Thanks for replying!

hanji

----------

## hanj

 *magic919 wrote:*   

> Good to see you are on the track of sorting it.

 

I thought INNODB was going to be the winning ticket.. but no dice.

hanji

----------

## hanj

Looks like I'm making progress now. I re-emerged DBD-mysql and the error went away. I'm going to try upgrading net-server and amavisd-new now.. and see it's still good. If so, I'll be sure to mark the post solved.
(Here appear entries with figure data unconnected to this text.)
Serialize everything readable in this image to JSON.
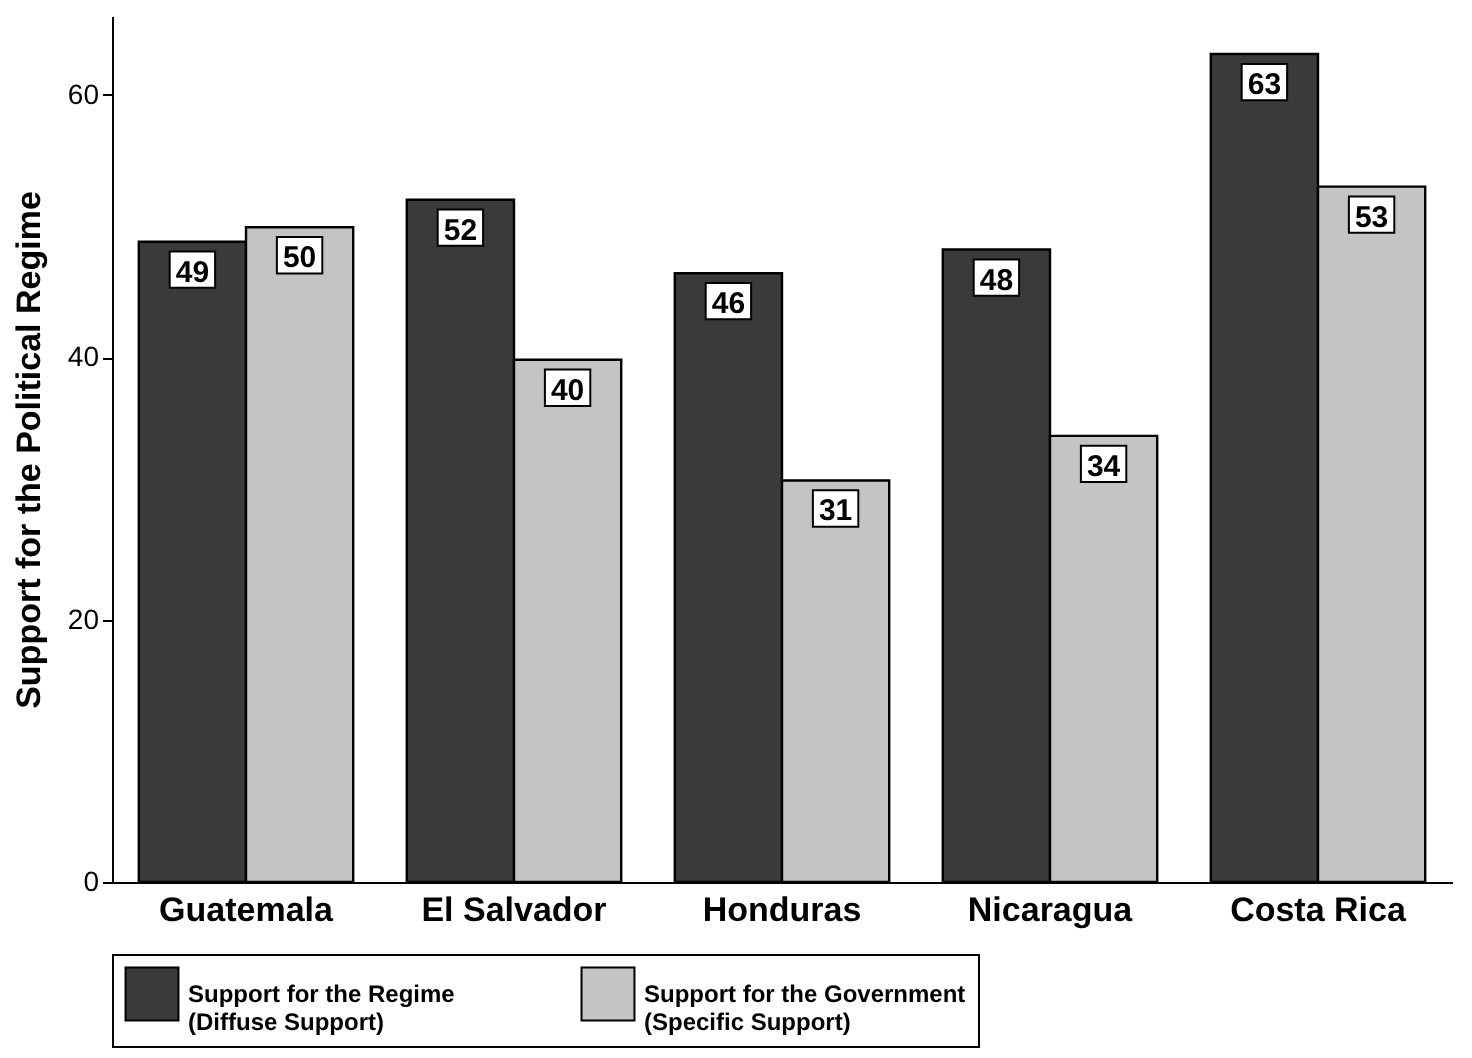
{
  "chart_data": {
    "type": "bar",
    "ylabel": "Support for the Political Regime",
    "categories": [
      "Guatemala",
      "El Salvador",
      "Honduras",
      "Nicaragua",
      "Costa Rica"
    ],
    "series": [
      {
        "name": "Support for the Regime\n(Diffuse Support)",
        "color": "#3a3a3a",
        "values": [
          48.8,
          52.0,
          46.4,
          48.2,
          63.1
        ],
        "value_labels": [
          "49",
          "52",
          "46",
          "48",
          "63"
        ]
      },
      {
        "name": "Support for the Government\n(Specific Support)",
        "color": "#c4c4c4",
        "values": [
          49.9,
          39.8,
          30.6,
          34.0,
          53.0
        ],
        "value_labels": [
          "50",
          "40",
          "31",
          "34",
          "53"
        ]
      }
    ],
    "ylim": [
      0,
      66
    ],
    "yticks": [
      0,
      20,
      40,
      60
    ],
    "grid": false,
    "legend": "bottom"
  }
}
Also, while testing I restored my tables back to MyISAM.. so table type is not an issue.

Thanks!

hank

----------

## hanj

Everything works now.

Thanks!

hanji

----------

## steveb

 :Smile: 

----------

## brownowl

This happened to me as well, but the solution was really simple:

emerge =dev-perl/net-server-0.88

Then:

/etc/init.d/amavisd restart

Cheers, Laurie.

----------

## lukasa

My problem went further on. 

Until now I had to re-emerge Unix-Syslog, BerkeleyDB, Digest-SHA1 and HTML-Parser.

Is there a dependency missing for the perl-modules?

UPDATE:

After re-emerging Convert-UUlib amavisd-new would run again.

Looks like all necessary perl-modules needed re-emerging.

----------

## lonewolfnight

Mine also turned out to be a simple rebuild of DBD-mysql. Strange nothing came up previously when I had run revdep-rebuild.

----------

## dtperik

I had a similer problem when I updated RT along with bunches of perl updates.  Re-emerging DBD-mysql fixed it!  

Thanks!

----------

## awconstable

re-emerging DBD-mysql is def the answer!

Just wish I'd found this thread a few hours ago   :Sad: 

----------